The study showed that for the IV administration of JZP458 (a recombinant Erwinia asparaginase or crisantaspase) (25/25/50 mg/m2 MWF), the proportion of patients maintaining NSAA ≥ 0.1 U/mL at 48 hours after a dose was 89.8% (95% CI: 82.1%, 97.5%) and 40% at 72 hours post-dose (95% CI: 26.4%, 53.6%). The IM administration of JZP458 (25/25/50 mg/m2 MWF) achieved sustained asparagine activity in 95.9% of patients at 48 hours after a dose (95% CI: 90.4%, 100.0%) and 89.8% of patients at 72 hours post-dose (95% CI: 81.3%, 98.3%). The other dosing schedules were based on interpolation from pharmacokinetic (PK) and response rates observed with the very similar investigated regimens.

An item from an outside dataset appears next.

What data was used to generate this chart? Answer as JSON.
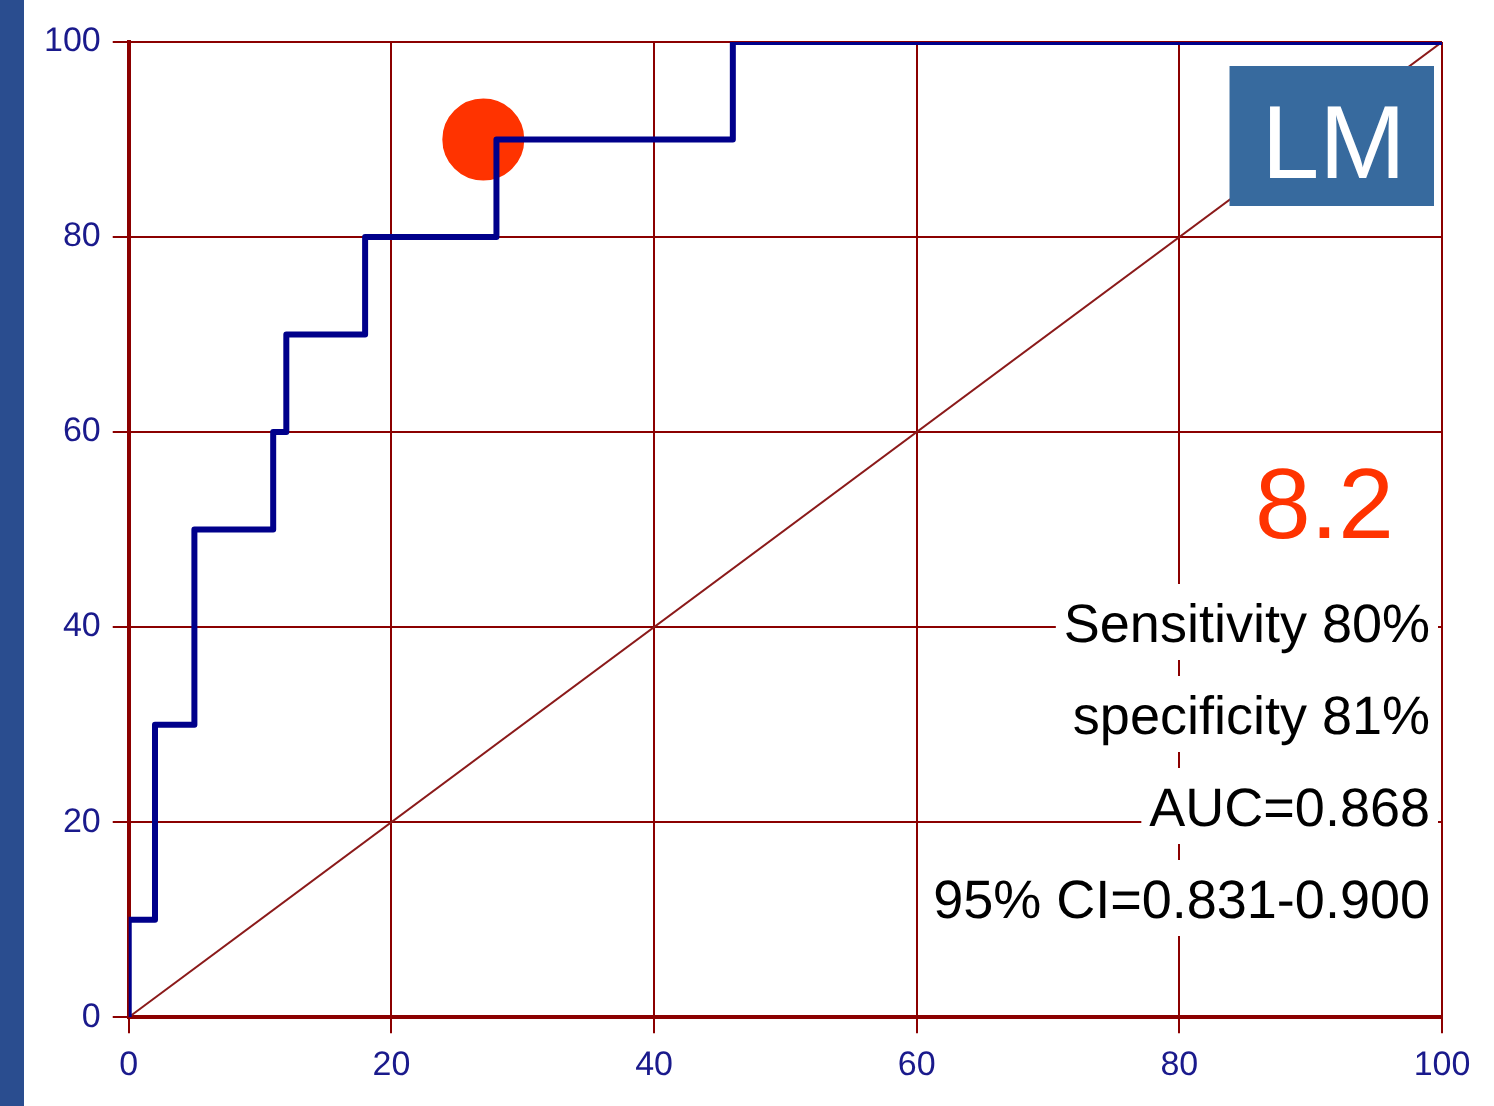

Overall, the safety profile of JZP458 was consistent with the reported safety information for patients with ALL/LBL receiving asparaginase with combination chemotherapy. The most common adverse reactions were anemia, vomiting, thrombocytopenia, neutropenia, nausea, febrile neutropenia, fatigue, pyrexia, decreased appetite, transaminase increased, abdominal pain, white blood cell count decreased, headache, diarrhea, and lymphocyte count decreased. The most frequent serious adverse reactions were febrile neutropenia, pyrexia, vomiting, sepsis, medicinal product hypersensitivity, nausea, and pancreatitis.
The European Commission approval extends to all European Union Member States, as well as Iceland, Norway, and Liechtenstein.